I remember friendly neighbours, open gates and offers of ice cold drinks for the rabble of children that hurtled up and down the neighbourhood on their bicycles, stopping here and there for a pit stop when the hot sun became too much. I remember the rather strange lady that lived next door with the German Sheppard called ‘Otto’ and a swimming pool. How we used to laugh when she stood in her garden calling the dog – “Otto, Otto!” in a singsong voice that, for some reason best known to children, seemed immensely funny at the time.

I remember our favourite neighbours on the corner who had a donkey in their garden and an endless supply of biscuits and cooldrink in their house! Mr ‘Neighbour-on- the–Corner’ also had an endless supply of Chinese puzzles that kept us busy for hours and an endless supply of patience that kept us coming back.

SCHOOL DAYS

I hated school! No matter how hard I try I can only remember unpleasant times and a great burning desire to leave. I went to an all girls school where I was an indifferent student and a solitary teenager who found it difficult to fit in with the silly, spiteful ‘girls brigade’ of giggling, fashion obsessed robots.

When I informed my mother that I had decided to leave school halfway through my Form IV year, she took it in her stride and told me that I could only leave if I found a job as I was not going to sit around the house all day doing nothing. Maybe she thought I would be daunted enough to back down but so determined was I to leave school that within the week I had found a job and so ended a period of time in my life that I look back on now with no more pleasure than I felt then.

So, at age sixteen, I stepped out into the real world and my life took on a new shape and form.
Watch this space for the next thrilling instalment!

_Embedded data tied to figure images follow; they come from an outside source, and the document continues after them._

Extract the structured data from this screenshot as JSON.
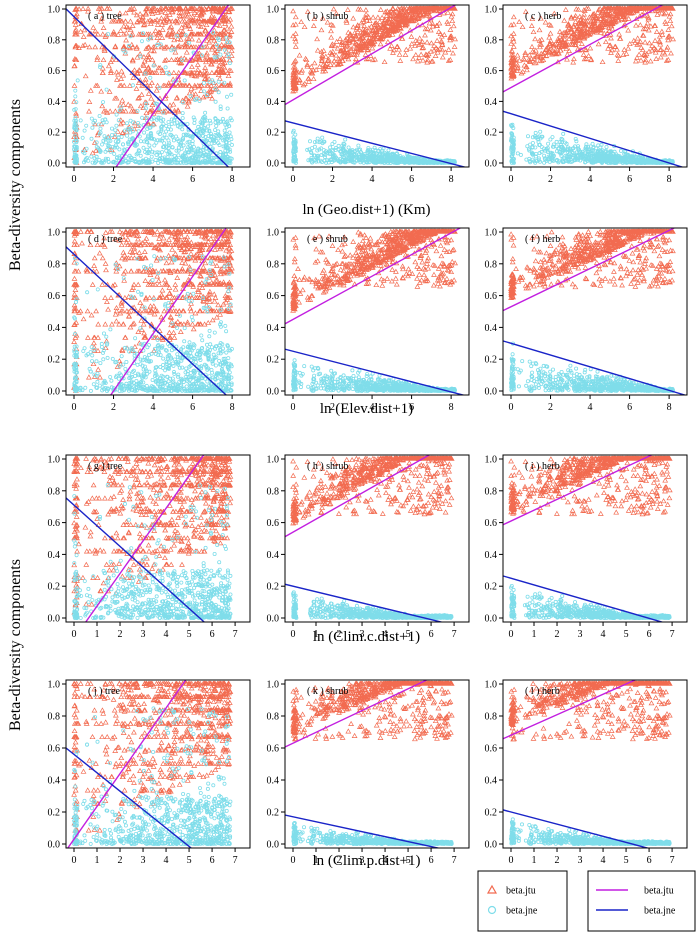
{
  "figure": {
    "ylabel_upper": "Beta-diversity components",
    "ylabel_lower": "Beta-diversity components",
    "colors": {
      "jtu": "#F26B50",
      "jne": "#7FDDEA",
      "jtu_line": "#C21FE0",
      "jne_line": "#1A24C8"
    }
  },
  "legend": {
    "points": [
      {
        "label": "beta.jtu",
        "marker": "triangle",
        "color": "#F26B50"
      },
      {
        "label": "beta.jne",
        "marker": "circle",
        "color": "#7FDDEA"
      }
    ],
    "lines": [
      {
        "label": "beta.jtu",
        "color": "#C21FE0"
      },
      {
        "label": "beta.jne",
        "color": "#1A24C8"
      }
    ]
  },
  "chart_data": [
    {
      "type": "scatter",
      "row": 0,
      "col": 0,
      "title": "( a ) tree",
      "xlabel": "ln (Geo.dist+1) (Km)",
      "xlim": [
        0,
        8.5
      ],
      "ylim": [
        0,
        1
      ],
      "xticks": [
        "0",
        "2",
        "4",
        "6",
        "8"
      ],
      "yticks": [
        "0.0",
        "0.2",
        "0.4",
        "0.6",
        "0.8",
        "1.0"
      ],
      "x_data_max": 8.0,
      "jtu_line": [
        -0.42,
        0.185
      ],
      "jne_line": [
        0.95,
        -0.125
      ]
    },
    {
      "type": "scatter",
      "row": 0,
      "col": 1,
      "title": "( b ) shrub",
      "xlabel": "",
      "xlim": [
        0,
        8.5
      ],
      "ylim": [
        0,
        1
      ],
      "xticks": [
        "0",
        "2",
        "4",
        "6",
        "8"
      ],
      "yticks": [
        "0.0",
        "0.2",
        "0.4",
        "0.6",
        "0.8",
        "1.0"
      ],
      "x_data_max": 8.2,
      "jtu_line": [
        0.41,
        0.075
      ],
      "jne_line": [
        0.26,
        -0.033
      ]
    },
    {
      "type": "scatter",
      "row": 0,
      "col": 2,
      "title": "( c ) herb",
      "xlabel": "",
      "xlim": [
        0,
        8.5
      ],
      "ylim": [
        0,
        1
      ],
      "xticks": [
        "0",
        "2",
        "4",
        "6",
        "8"
      ],
      "yticks": [
        "0.0",
        "0.2",
        "0.4",
        "0.6",
        "0.8",
        "1.0"
      ],
      "x_data_max": 8.2,
      "jtu_line": [
        0.49,
        0.07
      ],
      "jne_line": [
        0.32,
        -0.04
      ]
    },
    {
      "type": "scatter",
      "row": 1,
      "col": 0,
      "title": "( d ) tree",
      "xlabel": "ln (Elev.dist+1)",
      "xlim": [
        0,
        8.5
      ],
      "ylim": [
        0,
        1
      ],
      "xticks": [
        "0",
        "2",
        "4",
        "6",
        "8"
      ],
      "yticks": [
        "0.0",
        "0.2",
        "0.4",
        "0.6",
        "0.8",
        "1.0"
      ],
      "x_data_max": 8.0,
      "jtu_line": [
        -0.36,
        0.18
      ],
      "jne_line": [
        0.86,
        -0.115
      ]
    },
    {
      "type": "scatter",
      "row": 1,
      "col": 1,
      "title": "( e ) shrub",
      "xlabel": "",
      "xlim": [
        0,
        8.5
      ],
      "ylim": [
        0,
        1
      ],
      "xticks": [
        "0",
        "2",
        "4",
        "6",
        "8"
      ],
      "yticks": [
        "0.0",
        "0.2",
        "0.4",
        "0.6",
        "0.8",
        "1.0"
      ],
      "x_data_max": 8.2,
      "jtu_line": [
        0.45,
        0.068
      ],
      "jne_line": [
        0.25,
        -0.032
      ]
    },
    {
      "type": "scatter",
      "row": 1,
      "col": 2,
      "title": "( f ) herb",
      "xlabel": "",
      "xlim": [
        0,
        8.5
      ],
      "ylim": [
        0,
        1
      ],
      "xticks": [
        "0",
        "2",
        "4",
        "6",
        "8"
      ],
      "yticks": [
        "0.0",
        "0.2",
        "0.4",
        "0.6",
        "0.8",
        "1.0"
      ],
      "x_data_max": 8.2,
      "jtu_line": [
        0.53,
        0.06
      ],
      "jne_line": [
        0.3,
        -0.037
      ]
    },
    {
      "type": "scatter",
      "row": 2,
      "col": 0,
      "title": "( g ) tree",
      "xlabel": "ln (Clim.c.dist+1)",
      "xlim": [
        0,
        7.3
      ],
      "ylim": [
        0,
        1
      ],
      "xticks": [
        "0",
        "1",
        "2",
        "3",
        "4",
        "5",
        "6",
        "7"
      ],
      "yticks": [
        "0.0",
        "0.2",
        "0.4",
        "0.6",
        "0.8",
        "1.0"
      ],
      "x_data_max": 6.8,
      "jtu_line": [
        -0.13,
        0.205
      ],
      "jne_line": [
        0.71,
        -0.13
      ]
    },
    {
      "type": "scatter",
      "row": 2,
      "col": 1,
      "title": "( h ) shrub",
      "xlabel": "",
      "xlim": [
        0,
        7.3
      ],
      "ylim": [
        0,
        1
      ],
      "xticks": [
        "0",
        "1",
        "2",
        "3",
        "4",
        "5",
        "6",
        "7"
      ],
      "yticks": [
        "0.0",
        "0.2",
        "0.4",
        "0.6",
        "0.8",
        "1.0"
      ],
      "x_data_max": 6.9,
      "jtu_line": [
        0.54,
        0.082
      ],
      "jne_line": [
        0.2,
        -0.035
      ]
    },
    {
      "type": "scatter",
      "row": 2,
      "col": 2,
      "title": "( i ) herb",
      "xlabel": "",
      "xlim": [
        0,
        7.3
      ],
      "ylim": [
        0,
        1
      ],
      "xticks": [
        "0",
        "1",
        "2",
        "3",
        "4",
        "5",
        "6",
        "7"
      ],
      "yticks": [
        "0.0",
        "0.2",
        "0.4",
        "0.6",
        "0.8",
        "1.0"
      ],
      "x_data_max": 6.9,
      "jtu_line": [
        0.61,
        0.068
      ],
      "jne_line": [
        0.25,
        -0.042
      ]
    },
    {
      "type": "scatter",
      "row": 3,
      "col": 0,
      "title": "( j ) tree",
      "xlabel": "ln (Clim.p.dist+1)",
      "xlim": [
        0,
        7.3
      ],
      "ylim": [
        0,
        1
      ],
      "xticks": [
        "0",
        "1",
        "2",
        "3",
        "4",
        "5",
        "6",
        "7"
      ],
      "yticks": [
        "0.0",
        "0.2",
        "0.4",
        "0.6",
        "0.8",
        "1.0"
      ],
      "x_data_max": 6.8,
      "jtu_line": [
        0.03,
        0.205
      ],
      "jne_line": [
        0.56,
        -0.115
      ]
    },
    {
      "type": "scatter",
      "row": 3,
      "col": 1,
      "title": "( k ) shrub",
      "xlabel": "",
      "xlim": [
        0,
        7.3
      ],
      "ylim": [
        0,
        1
      ],
      "xticks": [
        "0",
        "1",
        "2",
        "3",
        "4",
        "5",
        "6",
        "7"
      ],
      "yticks": [
        "0.0",
        "0.2",
        "0.4",
        "0.6",
        "0.8",
        "1.0"
      ],
      "x_data_max": 6.9,
      "jtu_line": [
        0.63,
        0.068
      ],
      "jne_line": [
        0.17,
        -0.031
      ]
    },
    {
      "type": "scatter",
      "row": 3,
      "col": 2,
      "title": "( l ) herb",
      "xlabel": "",
      "xlim": [
        0,
        7.3
      ],
      "ylim": [
        0,
        1
      ],
      "xticks": [
        "0",
        "1",
        "2",
        "3",
        "4",
        "5",
        "6",
        "7"
      ],
      "yticks": [
        "0.0",
        "0.2",
        "0.4",
        "0.6",
        "0.8",
        "1.0"
      ],
      "x_data_max": 6.9,
      "jtu_line": [
        0.68,
        0.064
      ],
      "jne_line": [
        0.2,
        -0.038
      ]
    }
  ]
}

LOL

4 comments:

Jayne :) said...

Don't want to bore you all to tears - there's rather a lot of it!

Thought it might be easier to read in smaller instalments :)

Unknown said...

Hello Jayne!

Thank you for sharing your trip down memory lane. I imagine you have a cranium full of splendid and not so splendid stories of the past.

I am not aware of the reason that your family relocated to such a far off place. If it's not too bothersome, perhaps you could share a detail or two. I'd love to hear about it!

Jayne :) said...

Hey CD - plans to do the next instalment tomorrow. Just wasn't sure if anyone would be interested!

It gets racier - promise ;-)

LOL

morgetron said...

What a story! Thanks! I'm awaiting the next installment.